Many erudite scholars, I found, affirmed that some of the authors of world scriptures deliberately concealed beneath cleverly constructed veils of allegory and symbol profound truths which they had discovered by direct research. This veiling was forced upon them because such knowledge would inevitably bestow very great spiritual, intellectual, psychical and supernormal physical powers. Since these powers were, and still are, subject to grave misuse—the evils of priestcraft and mental domination, for example—it became necessary to do all possible to make available to the trustworthy and to conceal from the profane the wisdom and knowledge of which the authors had become possessed. For this purpose they invented a special category of literature which differs from ordinary writing in that, with some historical fact as foundation, it is largely composed of allegories, symbols and certain key words, the whole constituting a cipher by means of which the Ageless Wisdom, theoretical and practical, was with reasonable safeguards made available to humankind. Such, I learned, were the origin, the nature and the purpose of the sacred language.
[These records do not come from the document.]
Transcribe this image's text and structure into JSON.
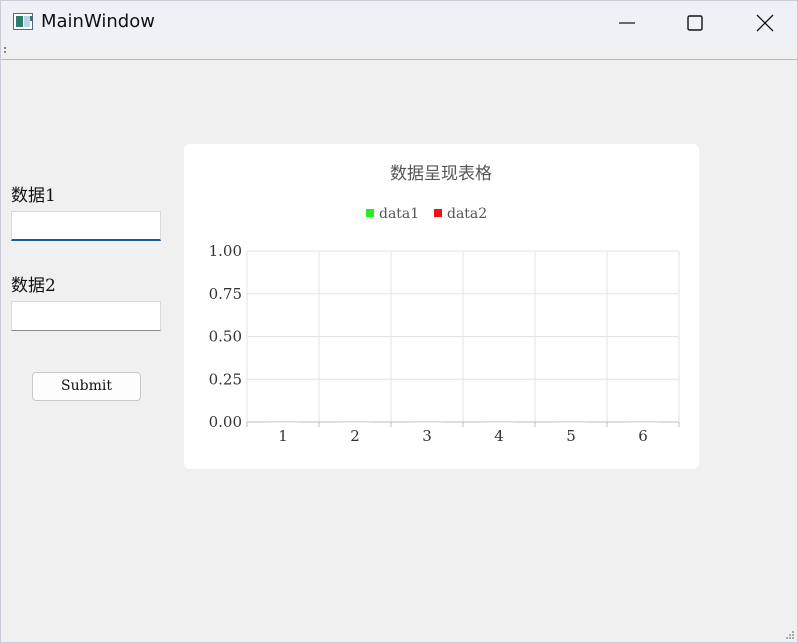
{
  "window": {
    "title": "MainWindow"
  },
  "form": {
    "field1_label": "数据1",
    "field1_value": "",
    "field2_label": "数据2",
    "field2_value": "",
    "submit_label": "Submit"
  },
  "chart_data": {
    "type": "bar",
    "title": "数据呈现表格",
    "categories": [
      "1",
      "2",
      "3",
      "4",
      "5",
      "6"
    ],
    "series": [
      {
        "name": "data1",
        "color": "#22ee22",
        "values": [
          0,
          0,
          0,
          0,
          0,
          0
        ]
      },
      {
        "name": "data2",
        "color": "#ee1111",
        "values": [
          0,
          0,
          0,
          0,
          0,
          0
        ]
      }
    ],
    "ylim": [
      0,
      1
    ],
    "yticks": [
      "0.00",
      "0.25",
      "0.50",
      "0.75",
      "1.00"
    ],
    "xlabel": "",
    "ylabel": "",
    "grid": true,
    "legend": "top-center"
  }
}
On making the discovery that parts of the Bible are allegorical, I began to apply the various keys—also to be found in ancient and modern literature on the subject—to many of the books of the Bible. The rewards—the resolving of many textual difficulties and the gaining of a philosophy of life, spiritual, intellectual and preeminently practical—have been so immeasurably rich that I have felt moved to share them in book form. This first volume is largely devoted to a consideration of the sacred language itself and the presentation of certain classic keys of interpretation, with some of the results of their application to scriptural stories, including especially the life of Christ. Although I have approached this task with all caution, naturally no claim is made for anything like a complete and error-free presentation. Care has, however, been taken neither to overstress a possible symbolic significance, nor to read into a narrative more than is inherent within it or was presumably present in the minds of the authors. Major interpretations have been both suggested by and compared with the writings of sages and philosophers, including Hebrew scholars. This comparison was made in order to test the validity of such an approach, and also its value in providing a key to the scriptures and mythologies of ancient peoples. The introduction gives a fuller exposition of the central idea and its applications to both theological and world problems.

One of the most readily available of such sources, I have found, is the literature of The Theosophical Society and, indeed, Theosophy itself so far as it has been made available to humankind. The Neoplatonists of the early centuries of the Christian era, notably Ammonius Saccus and his disciples, coined the word Theosophia, meaning “divine wisdom.” For them, Theosophy connoted the totality of the revealed wisdom and discovered knowledge allotted to humanity throughout the ages. The use of this source is mentioned here to explain, should it be necessary, the constant reference to theosophical literature, ancient and modern, and the adoption of some of its terminology. For both brevity and accuracy of presentation, Sanskrit words are occasionally employed, but in all cases, brief expositions of doctrines and full translations of Sanskrit words are given.

Thus studying the Bible, I have found that many of the difficulties and discrepancies which had until now proved so perplexing no longer exist. May those who are similarly perplexed and similarly seeking find in these volumes solutions of their problems and the restoration of their faith.